When one pays a so-called "fee" for a transaction, it's not really a fee at all. It's a bid! It's simply bidding for space in the next available block.
So-called miners are the entities auctioning block-space to the highest bidders.
I've been wondering why there has been so much confusion surrounding the whole "increasing the block-space" thing, and I think it at least partly boils down to a highly misleading nickname. They're not fees, they're bids!
The way I understand it, every time a new block is discovered, an auction occurs and individual kilobytes of that block are auctioned off to the highest bidders. However, at the moment there's a problem because it seems like such a crappy opaque process with very little market transparency. This needs to be improved. Before requesting any transaction, I want to know the "going rate" and the estimated delivery time depending on how much i BID.

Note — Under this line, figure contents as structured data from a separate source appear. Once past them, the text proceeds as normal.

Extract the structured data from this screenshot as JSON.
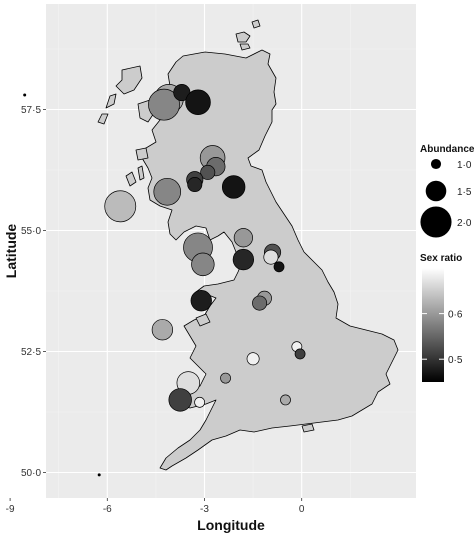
{
  "chart_data": {
    "type": "scatter",
    "title": "",
    "xlabel": "Longitude",
    "ylabel": "Latitude",
    "xlim": [
      -9.0,
      3.0
    ],
    "ylim": [
      49.5,
      59.0
    ],
    "grid": true,
    "xticks": [
      -9,
      -6,
      -3,
      0
    ],
    "xtick_labels": [
      "-9",
      "-6",
      "-3",
      "0"
    ],
    "yticks": [
      50.0,
      52.5,
      55.0,
      57.5
    ],
    "ytick_labels": [
      "50·0",
      "52·5",
      "55·0",
      "57·5"
    ],
    "legend_position": "right",
    "size_legend": {
      "title": "Abundance",
      "values": [
        1.0,
        1.5,
        2.0
      ],
      "labels": [
        "1·0",
        "1·5",
        "2·0"
      ]
    },
    "color_legend": {
      "title": "Sex ratio",
      "ticks": [
        0.5,
        0.6
      ],
      "labels": [
        "0·5",
        "0·6"
      ],
      "range": [
        0.45,
        0.7
      ],
      "low_color": "#000000",
      "high_color": "#ffffff"
    },
    "map_fill": "#cccccc",
    "panel_background": "#ebebeb",
    "points": [
      {
        "lon": -4.1,
        "lat": 57.72,
        "abundance": 1.9,
        "sex_ratio": 0.62
      },
      {
        "lon": -4.25,
        "lat": 57.6,
        "abundance": 2.0,
        "sex_ratio": 0.58
      },
      {
        "lon": -3.7,
        "lat": 57.85,
        "abundance": 1.3,
        "sex_ratio": 0.46
      },
      {
        "lon": -3.2,
        "lat": 57.65,
        "abundance": 1.7,
        "sex_ratio": 0.45
      },
      {
        "lon": -2.75,
        "lat": 56.5,
        "abundance": 1.7,
        "sex_ratio": 0.6
      },
      {
        "lon": -2.65,
        "lat": 56.32,
        "abundance": 1.4,
        "sex_ratio": 0.55
      },
      {
        "lon": -2.9,
        "lat": 56.2,
        "abundance": 1.2,
        "sex_ratio": 0.52
      },
      {
        "lon": -3.3,
        "lat": 56.05,
        "abundance": 1.3,
        "sex_ratio": 0.5
      },
      {
        "lon": -3.3,
        "lat": 55.95,
        "abundance": 1.2,
        "sex_ratio": 0.47
      },
      {
        "lon": -2.1,
        "lat": 55.9,
        "abundance": 1.6,
        "sex_ratio": 0.45
      },
      {
        "lon": -4.15,
        "lat": 55.8,
        "abundance": 1.8,
        "sex_ratio": 0.58
      },
      {
        "lon": -5.6,
        "lat": 55.5,
        "abundance": 2.0,
        "sex_ratio": 0.64
      },
      {
        "lon": -1.8,
        "lat": 54.85,
        "abundance": 1.4,
        "sex_ratio": 0.6
      },
      {
        "lon": -3.2,
        "lat": 54.65,
        "abundance": 1.9,
        "sex_ratio": 0.58
      },
      {
        "lon": -0.9,
        "lat": 54.55,
        "abundance": 1.3,
        "sex_ratio": 0.52
      },
      {
        "lon": -0.95,
        "lat": 54.45,
        "abundance": 1.2,
        "sex_ratio": 0.68
      },
      {
        "lon": -1.8,
        "lat": 54.4,
        "abundance": 1.5,
        "sex_ratio": 0.47
      },
      {
        "lon": -3.05,
        "lat": 54.3,
        "abundance": 1.6,
        "sex_ratio": 0.58
      },
      {
        "lon": -0.7,
        "lat": 54.25,
        "abundance": 1.0,
        "sex_ratio": 0.45
      },
      {
        "lon": -1.15,
        "lat": 53.6,
        "abundance": 1.2,
        "sex_ratio": 0.6
      },
      {
        "lon": -1.3,
        "lat": 53.5,
        "abundance": 1.2,
        "sex_ratio": 0.55
      },
      {
        "lon": -3.1,
        "lat": 53.55,
        "abundance": 1.5,
        "sex_ratio": 0.46
      },
      {
        "lon": -4.3,
        "lat": 52.95,
        "abundance": 1.5,
        "sex_ratio": 0.62
      },
      {
        "lon": -0.15,
        "lat": 52.6,
        "abundance": 1.0,
        "sex_ratio": 0.7
      },
      {
        "lon": -0.05,
        "lat": 52.45,
        "abundance": 1.0,
        "sex_ratio": 0.5
      },
      {
        "lon": -1.5,
        "lat": 52.35,
        "abundance": 1.1,
        "sex_ratio": 0.7
      },
      {
        "lon": -2.35,
        "lat": 51.95,
        "abundance": 1.0,
        "sex_ratio": 0.6
      },
      {
        "lon": -3.5,
        "lat": 51.85,
        "abundance": 1.6,
        "sex_ratio": 0.68
      },
      {
        "lon": -3.75,
        "lat": 51.5,
        "abundance": 1.6,
        "sex_ratio": 0.5
      },
      {
        "lon": -3.15,
        "lat": 51.45,
        "abundance": 1.0,
        "sex_ratio": 0.7
      },
      {
        "lon": -0.5,
        "lat": 51.5,
        "abundance": 1.0,
        "sex_ratio": 0.62
      }
    ],
    "stray_dots": [
      {
        "lon": -8.55,
        "lat": 57.8
      },
      {
        "lon": -6.25,
        "lat": 49.95
      }
    ]
  }
}
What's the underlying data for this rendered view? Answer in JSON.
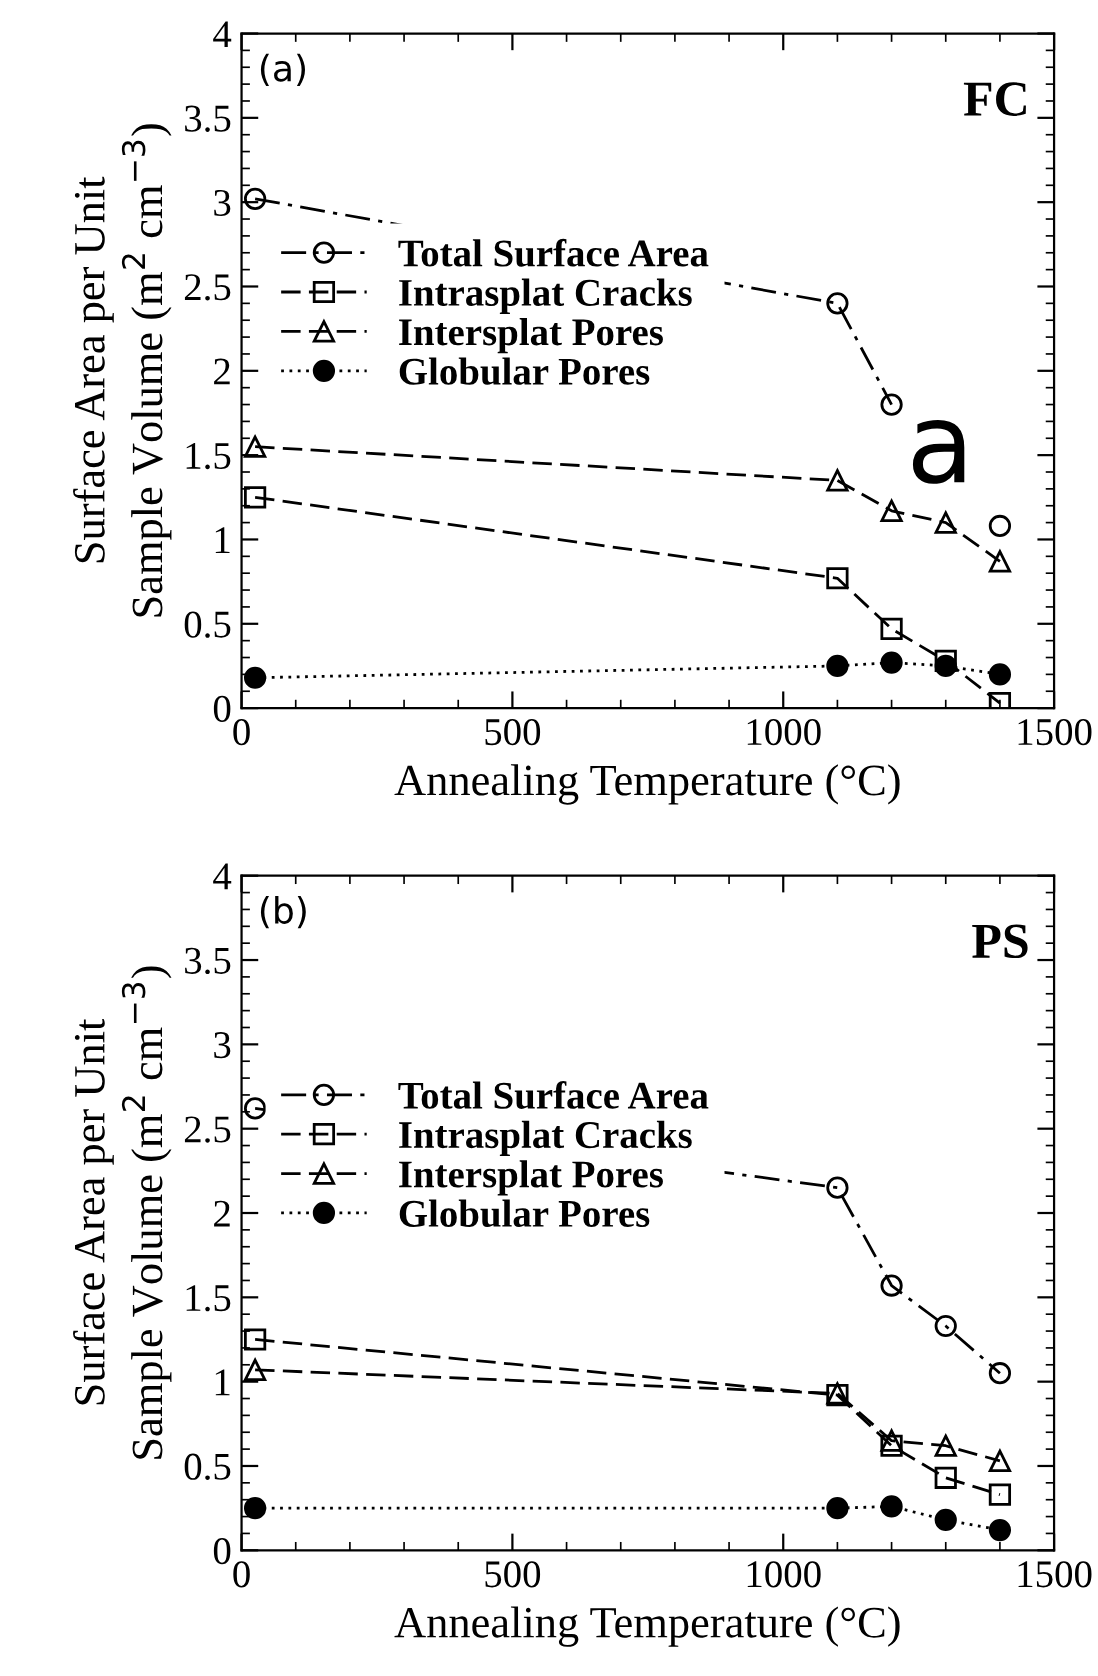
{
  "chart_data": [
    {
      "type": "line",
      "xlabel": "Annealing Temperature (°C)",
      "ylabel": "Surface Area per Unit\nSample Volume (m$^{2}$ cm$^{−3}$)",
      "annotations": [
        "(a)",
        "FC",
        "a"
      ],
      "x": [
        25,
        1100,
        1200,
        1300,
        1400
      ],
      "xlim": [
        0,
        1500
      ],
      "xticks": [
        0,
        500,
        1000,
        1500
      ],
      "ylim": [
        0,
        4
      ],
      "yticks": [
        0,
        0.5,
        1,
        1.5,
        2,
        2.5,
        3,
        3.5,
        4
      ],
      "grid": false,
      "legend": "left",
      "series": [
        {
          "name": "Total Surface Area",
          "color": "#000000",
          "marker": "circle",
          "line_style": "dashdot",
          "values": [
            3.02,
            2.4,
            1.8,
            null,
            1.08
          ]
        },
        {
          "name": "Intrasplat Cracks",
          "color": "#000000",
          "marker": "square",
          "line_style": "dashed",
          "values": [
            1.25,
            0.77,
            0.47,
            0.28,
            0.03
          ]
        },
        {
          "name": "Intersplat Pores",
          "color": "#000000",
          "marker": "triangle",
          "line_style": "dashed",
          "values": [
            1.55,
            1.35,
            1.17,
            1.1,
            0.87
          ]
        },
        {
          "name": "Globular Pores",
          "color": "#000000",
          "marker": "filled circle",
          "line_style": "dotted",
          "values": [
            0.18,
            0.25,
            0.27,
            0.25,
            0.2
          ]
        }
      ]
    },
    {
      "type": "line",
      "xlabel": "Annealing Temperature (°C)",
      "ylabel": "Surface Area per Unit\nSample Volume (m$^{2}$ cm$^{−3}$)",
      "annotations": [
        "(b)",
        "PS"
      ],
      "x": [
        25,
        1100,
        1200,
        1300,
        1400
      ],
      "xlim": [
        0,
        1500
      ],
      "xticks": [
        0,
        500,
        1000,
        1500
      ],
      "ylim": [
        0,
        4
      ],
      "yticks": [
        0,
        0.5,
        1,
        1.5,
        2,
        2.5,
        3,
        3.5,
        4
      ],
      "grid": false,
      "legend": "left",
      "series": [
        {
          "name": "Total Surface Area",
          "color": "#000000",
          "marker": "circle",
          "line_style": "dashdot",
          "values": [
            2.62,
            2.15,
            1.57,
            1.33,
            1.05
          ]
        },
        {
          "name": "Intrasplat Cracks",
          "color": "#000000",
          "marker": "square",
          "line_style": "dashed",
          "values": [
            1.25,
            0.92,
            0.62,
            0.43,
            0.33
          ]
        },
        {
          "name": "Intersplat Pores",
          "color": "#000000",
          "marker": "triangle",
          "line_style": "dashed",
          "values": [
            1.07,
            0.93,
            0.65,
            0.62,
            0.53
          ]
        },
        {
          "name": "Globular Pores",
          "color": "#000000",
          "marker": "filled circle",
          "line_style": "dotted",
          "values": [
            0.25,
            0.25,
            0.26,
            0.18,
            0.12
          ]
        }
      ]
    }
  ]
}
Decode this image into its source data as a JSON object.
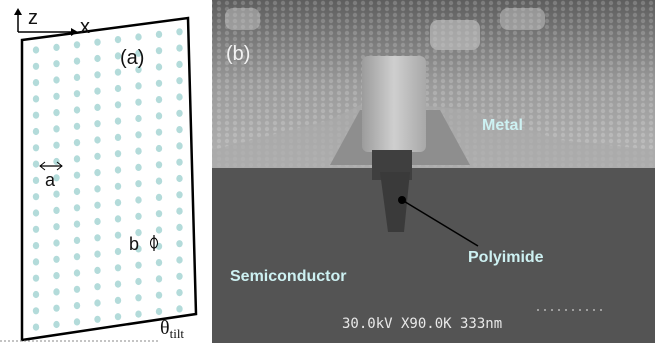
{
  "panel_a": {
    "axis_labels": [
      "z",
      "x"
    ],
    "label": "(a)",
    "lattice_labels": [
      "a",
      "b"
    ],
    "angle_symbol": "θ",
    "angle_subscript": "tilt"
  },
  "panel_b": {
    "label": "(b)",
    "annotations": [
      "Metal",
      "Polyimide",
      "Semiconductor"
    ],
    "scale_bar_text": "30.0kV X90.0K 333nm"
  }
}
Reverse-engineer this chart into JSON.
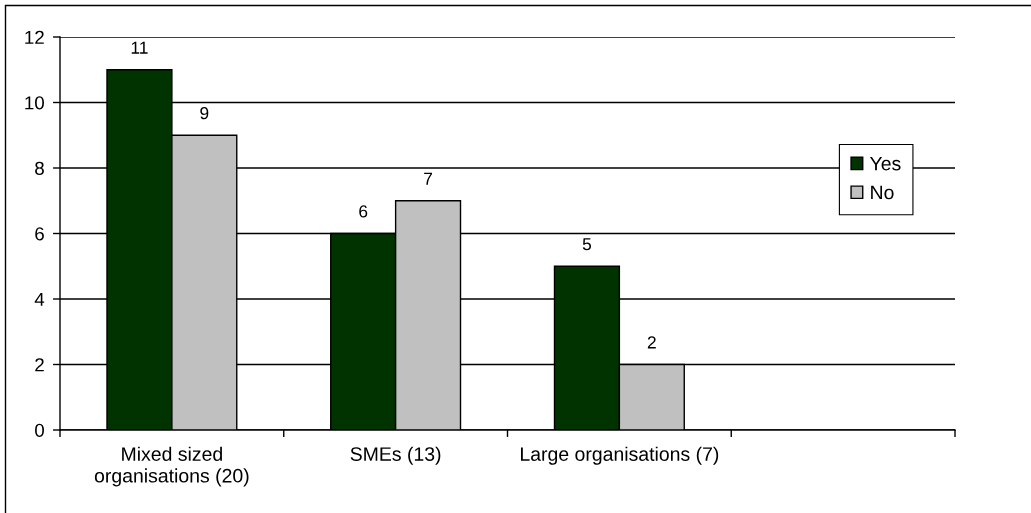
{
  "chart_data": {
    "type": "bar",
    "categories": [
      "Mixed sized organisations (20)",
      "SMEs (13)",
      "Large organisations (7)",
      null
    ],
    "series": [
      {
        "name": "Yes",
        "color": "#003300",
        "values": [
          11,
          6,
          5,
          null
        ]
      },
      {
        "name": "No",
        "color": "#c0c0c0",
        "values": [
          9,
          7,
          2,
          null
        ]
      }
    ],
    "ylim": [
      0,
      12
    ],
    "yticks": [
      0,
      2,
      4,
      6,
      8,
      10,
      12
    ],
    "grid": "y",
    "legend": "right",
    "data_labels": true
  }
}
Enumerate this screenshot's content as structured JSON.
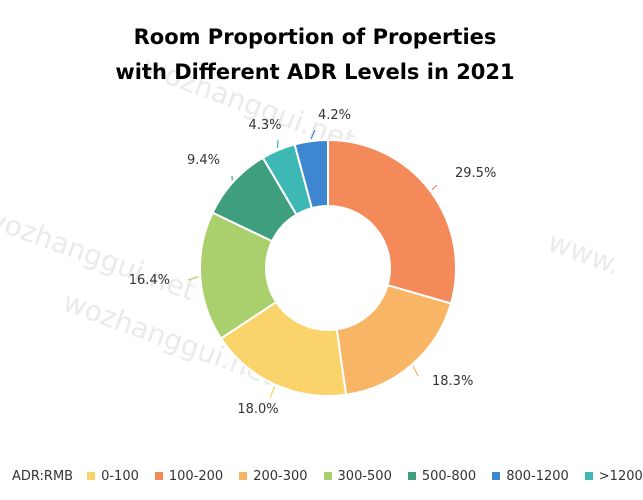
{
  "title_lines": [
    "Room Proportion of Properties",
    "with Different ADR Levels in 2021"
  ],
  "watermarks": [
    "wozhanggui.net",
    "wozhanggui.net",
    "www.",
    "wozhanggui.net"
  ],
  "chart_data": {
    "type": "pie",
    "style": "donut",
    "title": "Room Proportion of Properties with Different ADR Levels in 2021",
    "legend_title": "ADR:RMB",
    "legend_position": "bottom",
    "order": [
      "100-200",
      "200-300",
      "0-100",
      "300-500",
      "500-800",
      "800-1200",
      ">1200"
    ],
    "slices": [
      {
        "label": "100-200",
        "value": 29.5,
        "display": "29.5%",
        "color": "#F4895A"
      },
      {
        "label": "200-300",
        "value": 18.3,
        "display": "18.3%",
        "color": "#F8B565"
      },
      {
        "label": "0-100",
        "value": 18.0,
        "display": "18.0%",
        "color": "#FAD46A"
      },
      {
        "label": "300-500",
        "value": 16.4,
        "display": "16.4%",
        "color": "#A9D06D"
      },
      {
        "label": "500-800",
        "value": 9.4,
        "display": "9.4%",
        "color": "#3F9E7E"
      },
      {
        "label": ">1200",
        "value": 4.3,
        "display": "4.3%",
        "color": "#3DB8B4"
      },
      {
        "label": "800-1200",
        "value": 4.2,
        "display": "4.2%",
        "color": "#3E86CF"
      }
    ],
    "legend": [
      {
        "label": "0-100",
        "color": "#FAD46A"
      },
      {
        "label": "100-200",
        "color": "#F4895A"
      },
      {
        "label": "200-300",
        "color": "#F8B565"
      },
      {
        "label": "300-500",
        "color": "#A9D06D"
      },
      {
        "label": "500-800",
        "color": "#3F9E7E"
      },
      {
        "label": "800-1200",
        "color": "#3E86CF"
      },
      {
        "label": ">1200",
        "color": "#3DB8B4"
      }
    ]
  }
}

Agree? Disagree? Please discuss.
Technically: I agree.
Otherwise: I disagree, because if you look at the satoshi client as a whole, much of the terminology is based on how the real world used to think about money:
Wallet instead of keychain
Address instead of publickey(hash)
and therefor also fee instead of "bids that the miners accept to get your transactions into the magical blockchain-voodoo stuff *techbabble continues*".
I think that its easier to get people to use bitcoin, because the terminology is similar to what people are used to when they talk about cash. maybe its a bit off to call it fees, but it greatly eases the _basic_ understanding of whats its doing.